John D'Errico on 1 Jul 2021
Edited: John D'Errico on 1 Jul 2021
Um, the solution is not to find Q. Because it is difficult to constrain a matrix to be positive definite. You don't want to try to do that using lsqnonlin (regardless of what they say.)
Instead, you want to find a triangular matrix, I'll call it R, such that R is UPPER triangular. Then compute Q from R.
Q = R' * R
That is, irregardless what the matrix R is, The product, R' * R will ALWAYS be at least positive semi-definite. The semi-definite case comes from when R is itself singular, and you can even prevent that from happening, if you are careful.
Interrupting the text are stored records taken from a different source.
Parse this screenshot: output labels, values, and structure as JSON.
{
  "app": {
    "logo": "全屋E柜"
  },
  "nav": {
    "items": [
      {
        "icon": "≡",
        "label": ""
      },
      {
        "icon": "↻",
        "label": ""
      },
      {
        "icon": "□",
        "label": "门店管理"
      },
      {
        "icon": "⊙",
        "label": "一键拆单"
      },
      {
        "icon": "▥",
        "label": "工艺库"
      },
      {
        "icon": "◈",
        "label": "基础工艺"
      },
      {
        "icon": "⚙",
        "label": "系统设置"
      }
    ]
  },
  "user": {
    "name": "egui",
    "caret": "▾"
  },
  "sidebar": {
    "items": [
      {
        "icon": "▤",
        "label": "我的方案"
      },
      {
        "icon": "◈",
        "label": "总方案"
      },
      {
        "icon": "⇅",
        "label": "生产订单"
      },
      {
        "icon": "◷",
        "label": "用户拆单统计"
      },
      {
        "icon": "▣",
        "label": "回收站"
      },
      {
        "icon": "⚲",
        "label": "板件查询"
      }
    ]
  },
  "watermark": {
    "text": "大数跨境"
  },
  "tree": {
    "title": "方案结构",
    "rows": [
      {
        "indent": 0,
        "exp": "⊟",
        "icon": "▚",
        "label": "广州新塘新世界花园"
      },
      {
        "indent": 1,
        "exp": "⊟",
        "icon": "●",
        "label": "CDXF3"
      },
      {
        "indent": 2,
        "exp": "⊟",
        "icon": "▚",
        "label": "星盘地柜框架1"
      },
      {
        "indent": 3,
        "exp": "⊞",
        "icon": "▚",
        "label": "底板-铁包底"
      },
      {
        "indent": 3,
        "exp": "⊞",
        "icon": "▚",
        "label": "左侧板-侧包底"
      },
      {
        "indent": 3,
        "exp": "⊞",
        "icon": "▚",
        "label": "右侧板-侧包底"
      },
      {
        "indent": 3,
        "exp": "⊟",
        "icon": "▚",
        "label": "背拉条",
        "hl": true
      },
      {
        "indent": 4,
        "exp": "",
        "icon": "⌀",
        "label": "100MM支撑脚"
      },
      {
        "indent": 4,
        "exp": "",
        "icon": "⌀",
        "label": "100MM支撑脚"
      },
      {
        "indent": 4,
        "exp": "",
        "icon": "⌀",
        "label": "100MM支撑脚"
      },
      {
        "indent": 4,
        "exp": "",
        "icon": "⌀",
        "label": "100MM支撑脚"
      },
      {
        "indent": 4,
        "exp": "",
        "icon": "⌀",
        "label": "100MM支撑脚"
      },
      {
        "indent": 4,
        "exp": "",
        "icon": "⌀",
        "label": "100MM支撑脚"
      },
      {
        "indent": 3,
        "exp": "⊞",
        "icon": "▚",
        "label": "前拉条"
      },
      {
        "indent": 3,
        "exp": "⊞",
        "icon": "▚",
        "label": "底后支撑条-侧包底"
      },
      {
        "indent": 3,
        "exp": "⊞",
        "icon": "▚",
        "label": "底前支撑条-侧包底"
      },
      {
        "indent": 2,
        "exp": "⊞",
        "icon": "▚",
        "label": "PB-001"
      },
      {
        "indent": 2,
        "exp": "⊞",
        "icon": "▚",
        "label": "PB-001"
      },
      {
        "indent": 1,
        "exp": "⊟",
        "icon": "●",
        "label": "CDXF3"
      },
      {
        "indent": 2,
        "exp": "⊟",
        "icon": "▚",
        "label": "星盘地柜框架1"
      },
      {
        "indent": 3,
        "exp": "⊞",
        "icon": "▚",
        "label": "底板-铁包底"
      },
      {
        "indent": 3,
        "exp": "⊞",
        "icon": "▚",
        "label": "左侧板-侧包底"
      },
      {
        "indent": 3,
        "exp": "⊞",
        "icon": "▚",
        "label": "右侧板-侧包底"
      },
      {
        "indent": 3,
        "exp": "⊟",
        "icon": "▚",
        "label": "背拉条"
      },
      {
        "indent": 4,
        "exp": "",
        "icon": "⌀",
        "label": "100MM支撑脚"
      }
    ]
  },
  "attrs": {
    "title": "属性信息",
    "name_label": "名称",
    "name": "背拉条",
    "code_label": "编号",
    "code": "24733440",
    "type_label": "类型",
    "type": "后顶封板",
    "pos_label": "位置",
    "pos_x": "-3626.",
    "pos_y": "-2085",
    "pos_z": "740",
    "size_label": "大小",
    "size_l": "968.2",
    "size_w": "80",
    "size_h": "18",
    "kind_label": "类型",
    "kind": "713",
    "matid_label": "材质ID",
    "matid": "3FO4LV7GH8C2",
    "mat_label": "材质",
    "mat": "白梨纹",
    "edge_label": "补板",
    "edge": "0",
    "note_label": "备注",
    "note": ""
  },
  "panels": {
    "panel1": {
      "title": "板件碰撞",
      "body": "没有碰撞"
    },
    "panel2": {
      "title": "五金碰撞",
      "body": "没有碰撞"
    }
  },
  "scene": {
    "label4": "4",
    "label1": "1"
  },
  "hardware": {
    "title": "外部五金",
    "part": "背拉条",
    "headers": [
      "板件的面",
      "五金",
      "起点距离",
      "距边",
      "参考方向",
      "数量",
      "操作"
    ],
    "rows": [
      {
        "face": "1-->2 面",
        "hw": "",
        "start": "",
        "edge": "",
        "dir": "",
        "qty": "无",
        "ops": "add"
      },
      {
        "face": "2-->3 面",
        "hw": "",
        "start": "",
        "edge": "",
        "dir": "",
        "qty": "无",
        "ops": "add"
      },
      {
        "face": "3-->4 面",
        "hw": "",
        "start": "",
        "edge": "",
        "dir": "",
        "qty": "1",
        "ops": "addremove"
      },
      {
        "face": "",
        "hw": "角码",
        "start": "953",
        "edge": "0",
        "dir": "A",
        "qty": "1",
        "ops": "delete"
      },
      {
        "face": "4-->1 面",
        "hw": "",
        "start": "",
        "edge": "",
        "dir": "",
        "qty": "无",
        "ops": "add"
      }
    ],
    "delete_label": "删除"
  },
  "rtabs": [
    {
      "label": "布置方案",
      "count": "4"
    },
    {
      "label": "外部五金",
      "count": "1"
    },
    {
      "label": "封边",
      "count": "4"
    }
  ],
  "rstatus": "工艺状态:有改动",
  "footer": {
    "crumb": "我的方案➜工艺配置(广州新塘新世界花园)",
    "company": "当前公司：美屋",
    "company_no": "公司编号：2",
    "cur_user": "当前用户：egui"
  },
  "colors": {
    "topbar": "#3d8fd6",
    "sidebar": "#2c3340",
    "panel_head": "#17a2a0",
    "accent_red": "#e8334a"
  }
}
So, for example, pick ANY matrix R.
format long g
R = triu(randn(3))
R = 3×3
-1.73472568671219 0.133100695588286 0.421640106149951 0 2.10509564761744 -0.485099810835556 0 0 -1.18054675031493
Is Q positive semi-definite?
Q = R'*R
Q = 3×3
3.00927320813907 -0.230893195556259 -0.731429922686373 -0.230893195556259 4.449143480784 -0.965060909033498 -0.731429922686373 -0.965060909033498 1.80679283526597
It is by construction symmetric. The eigenvalues are...
eig(Q)
ans = 3×1
1.17173143780017 3.32936783906208 4.76411024732678
SURPRISE! It works! Actually, the classic test in MATLAB to see if a matrix is SPD, is to apply chol to it. In fact, what we did was we created Q from the cholesky factorization. So chol should simply recover R. Did it?
chol(Q)
ans = 3×3
1.73472568671219 -0.133100695588286 -0.421640106149951 0 2.10509564761744 -0.485099810835556 0 0 1.18054675031493
Well, it did, but for the signs on some of those elements. That is arbitrary. This is like a sqrt, the sign is indeterminate.
The point is, you need to search for only a upper triangular matrix R that does what you need. You could also solve this for a LOWER triangular matrix. But then, I suppose you need to call it L. :) Inside the objective function, form Q from R. This will be sufficient to span the set of positive definite matrices that you will need to search over. And best of all, this will be eminently solvable using lsqnonlin. You will search over UPPER triangular matrices R. So instead of 9 elements, you need only search over 6 unknowns.
When will there be a problem, and Q is only semi-definite? Again, that happens only when one of the diagonal elements of R is sufficiently small in magnitude compared to the other diagonal elements. You will need to watch for that, if you care that Q must always be strictly positive definite. The case where Q becomes singular from this is equivalent to an ellipsoid that contains zero volume. So effectively, you have an ellipsoid that has compressed into a plane, or worse, into a stright line. Those are the degenerate cases. But your data should make it painfully obvious when that would happen.